Which also explains why teens text so durn much; it’s even less of a PITA than email.  And furthermore, it’s less of a PITA (for a teen) than talking on the very same phone!  “Why?” you might reasonably ask.  Because when you talk on the phone, you have to be in a location with a reasonable amount of privacy, as does your calling partner; you have to deal with the emotional content of their voice, and correspondingly control your own vocal dynamics; you have to hang up or put the person on hold if interrupted, and so do they; and on and on.  It’s more of a PITA.  Texting is easier.  Teens text.

Or move on over into the political realm.  Despite the fact that the Republicans’ platform is out of step with more than 2/3 of the country (seriously; look it up), they continue to be competitive, are in charge of the House of Representatives, numerous states, may grab the Senate, and continue to be competitive in Presidential elections.  How is that possible?  Democrats far outnumber Republicans; Democratic positions (raise the minimum wage; increase Medicare and Medicaid coverage; improve Social Security; get government out of doctor/patient decisions; etc.) are wildly popular compared to Republican positions.  How do they keep winning?  Yes, incumbency; yes, Gerrymandering; yes, cheating.  But I also believe the PITA Principle plays a big role.  What’s easier?  Voting for the guy (or woman) who you’re familiar with, whose name you know, who you are used to.  “The Devil you know.”  The PITA point is lower.  Incumbents win because voting for them is easier.  The PITA Principle.

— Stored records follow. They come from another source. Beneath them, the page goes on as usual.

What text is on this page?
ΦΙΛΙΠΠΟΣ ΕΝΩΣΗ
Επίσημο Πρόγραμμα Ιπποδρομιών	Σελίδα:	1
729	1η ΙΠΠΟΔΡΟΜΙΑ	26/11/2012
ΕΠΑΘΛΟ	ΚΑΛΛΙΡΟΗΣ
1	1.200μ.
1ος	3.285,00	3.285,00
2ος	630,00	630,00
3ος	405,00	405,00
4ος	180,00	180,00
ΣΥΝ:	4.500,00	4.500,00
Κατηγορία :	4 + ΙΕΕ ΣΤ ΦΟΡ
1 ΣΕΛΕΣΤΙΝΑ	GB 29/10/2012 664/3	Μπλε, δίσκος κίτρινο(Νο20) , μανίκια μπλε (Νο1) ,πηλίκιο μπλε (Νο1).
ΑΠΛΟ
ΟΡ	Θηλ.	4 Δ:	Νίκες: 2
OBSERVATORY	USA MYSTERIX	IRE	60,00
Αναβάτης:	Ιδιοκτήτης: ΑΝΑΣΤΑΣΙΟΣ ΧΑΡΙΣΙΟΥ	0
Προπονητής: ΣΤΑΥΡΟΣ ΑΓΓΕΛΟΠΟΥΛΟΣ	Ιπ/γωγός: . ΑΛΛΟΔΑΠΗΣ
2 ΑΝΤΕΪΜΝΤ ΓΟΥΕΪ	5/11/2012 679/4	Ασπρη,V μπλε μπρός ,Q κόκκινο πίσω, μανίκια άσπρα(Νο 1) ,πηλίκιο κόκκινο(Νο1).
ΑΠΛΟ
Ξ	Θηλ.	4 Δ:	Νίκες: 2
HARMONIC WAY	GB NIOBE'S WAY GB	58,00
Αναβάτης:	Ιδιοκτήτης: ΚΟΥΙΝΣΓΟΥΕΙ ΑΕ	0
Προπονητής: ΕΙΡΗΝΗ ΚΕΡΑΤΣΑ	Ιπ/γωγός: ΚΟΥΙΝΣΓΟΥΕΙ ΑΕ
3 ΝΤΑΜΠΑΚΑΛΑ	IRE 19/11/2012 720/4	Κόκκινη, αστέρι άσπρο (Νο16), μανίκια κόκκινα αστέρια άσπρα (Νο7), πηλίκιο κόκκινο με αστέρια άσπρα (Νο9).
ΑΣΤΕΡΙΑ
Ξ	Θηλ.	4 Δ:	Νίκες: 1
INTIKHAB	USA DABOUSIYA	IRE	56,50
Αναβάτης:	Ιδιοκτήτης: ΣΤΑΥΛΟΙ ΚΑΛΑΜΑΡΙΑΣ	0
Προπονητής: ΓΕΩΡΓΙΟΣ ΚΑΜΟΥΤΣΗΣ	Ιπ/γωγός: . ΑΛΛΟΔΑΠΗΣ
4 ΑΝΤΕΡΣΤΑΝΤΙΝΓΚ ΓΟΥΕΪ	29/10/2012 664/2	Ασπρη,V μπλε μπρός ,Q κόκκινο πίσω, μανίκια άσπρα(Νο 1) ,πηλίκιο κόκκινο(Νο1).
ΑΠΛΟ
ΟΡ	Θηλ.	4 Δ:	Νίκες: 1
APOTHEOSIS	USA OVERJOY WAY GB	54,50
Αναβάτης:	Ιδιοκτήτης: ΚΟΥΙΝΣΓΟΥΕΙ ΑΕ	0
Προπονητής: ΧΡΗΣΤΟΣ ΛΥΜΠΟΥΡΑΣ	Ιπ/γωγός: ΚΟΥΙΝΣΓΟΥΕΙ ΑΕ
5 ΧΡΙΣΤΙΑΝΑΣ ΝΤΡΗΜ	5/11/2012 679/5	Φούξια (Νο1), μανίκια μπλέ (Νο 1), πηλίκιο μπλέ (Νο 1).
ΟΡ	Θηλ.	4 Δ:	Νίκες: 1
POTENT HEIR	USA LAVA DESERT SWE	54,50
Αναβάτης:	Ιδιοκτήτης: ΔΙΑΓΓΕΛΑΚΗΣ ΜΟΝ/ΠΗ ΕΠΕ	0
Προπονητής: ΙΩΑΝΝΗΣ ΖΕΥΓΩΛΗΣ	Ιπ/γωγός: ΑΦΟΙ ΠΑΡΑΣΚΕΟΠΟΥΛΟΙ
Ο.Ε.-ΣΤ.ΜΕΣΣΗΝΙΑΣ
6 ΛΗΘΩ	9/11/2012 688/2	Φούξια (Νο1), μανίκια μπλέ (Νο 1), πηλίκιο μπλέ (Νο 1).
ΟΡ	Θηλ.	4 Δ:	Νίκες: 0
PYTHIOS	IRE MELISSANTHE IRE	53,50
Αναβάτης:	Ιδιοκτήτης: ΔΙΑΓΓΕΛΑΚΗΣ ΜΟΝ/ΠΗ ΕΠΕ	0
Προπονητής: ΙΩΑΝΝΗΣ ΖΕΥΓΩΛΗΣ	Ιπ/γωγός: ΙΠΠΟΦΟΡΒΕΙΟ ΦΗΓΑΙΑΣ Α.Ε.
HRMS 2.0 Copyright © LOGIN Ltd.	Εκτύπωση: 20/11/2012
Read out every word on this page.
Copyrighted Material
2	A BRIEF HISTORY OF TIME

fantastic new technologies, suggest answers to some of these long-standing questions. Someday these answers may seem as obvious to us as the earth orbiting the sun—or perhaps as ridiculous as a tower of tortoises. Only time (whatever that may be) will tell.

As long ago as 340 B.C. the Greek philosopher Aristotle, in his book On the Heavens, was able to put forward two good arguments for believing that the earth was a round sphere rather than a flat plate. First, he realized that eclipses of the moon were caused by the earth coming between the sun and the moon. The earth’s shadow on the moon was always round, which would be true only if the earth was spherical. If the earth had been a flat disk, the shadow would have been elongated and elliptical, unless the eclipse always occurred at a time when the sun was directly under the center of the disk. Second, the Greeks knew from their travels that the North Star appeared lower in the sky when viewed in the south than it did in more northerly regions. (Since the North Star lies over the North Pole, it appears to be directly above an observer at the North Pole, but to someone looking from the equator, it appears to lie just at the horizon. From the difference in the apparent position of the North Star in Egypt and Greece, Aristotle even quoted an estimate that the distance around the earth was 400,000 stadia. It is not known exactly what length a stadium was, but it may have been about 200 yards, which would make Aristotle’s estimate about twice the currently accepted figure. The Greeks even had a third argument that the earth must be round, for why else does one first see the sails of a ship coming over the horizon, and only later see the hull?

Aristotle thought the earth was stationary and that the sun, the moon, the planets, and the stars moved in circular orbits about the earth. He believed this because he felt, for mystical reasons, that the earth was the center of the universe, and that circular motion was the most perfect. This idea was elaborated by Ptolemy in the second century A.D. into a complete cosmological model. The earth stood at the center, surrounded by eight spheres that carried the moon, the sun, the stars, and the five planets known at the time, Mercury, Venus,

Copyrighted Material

This is reflected in a lot of high tech success stories.  Not all, but some.  Why did Apple sell a b’zillion iPods, when there were so many other MP3 players out there?  Because by browbeating record companies and artists and publishers and making iTunes pricing very consistent, and making the downloading process easier and simpler than the competitors, Jobs lowered the PITA factor to a point where it was significantly better than his competitors, and thus won the market.  Why do people still buy more iPhones than Android phones?  Lower PITA point.  (Though Android is now very, very close, and in some ways better.)  Why do iPads continue to outsell other tablets?  The PITA point, which not only takes in the tablets themselves, but how they interact with iTunes, your computer (particularly if you’re using a Mac desktop or laptop), and the other iPads, iPhones, and Macs in your home.  Apple’s products, in the main, have extremely low PITA points, and they charge accordingly.

You can also see this, very much, in a business environment.  For example, at a previous job at [formerly awesome company that no longer exists], one team was performing software source control using a very sophisticated, graphical interface tool, while another team used a very rough-and-ready, command-line tool for their source control.  The graphical tool was more powerful, more technically sophisticated, did a better job and ensuring source security, was superior at preventing source collisions and workflow errors . . . and people hated it, and we all eventually moved back to the command-line tool, kludgy though it was.  Why?  The graphical tool was way more of a PITA to use and maintain, and the command-line tool was simpler and easier to use (and easier to spoof when something went wrong, too).  The lower PITA point won out, even though the company was actually selling the graphical tool!  A lower PITA point buys you a lot.

I’m sure someone smarter than me, with better math, economic, sociological, and business knowledge, would be able to put together charts, graphs, figures, and PowerPoint slides to make this into a true scientific study.  I’m sure there’s some kind of way to enumerate PITA values for particular products or processes, and correlate PITA points to prices and profit margins, but I’m not that guy.  John Nash could probably do it and win another Nobel Prize.  But I’m just a humble writer.  A humble writer who sincerely hopes someone smarter does take up this gauntlet, and see where it goes.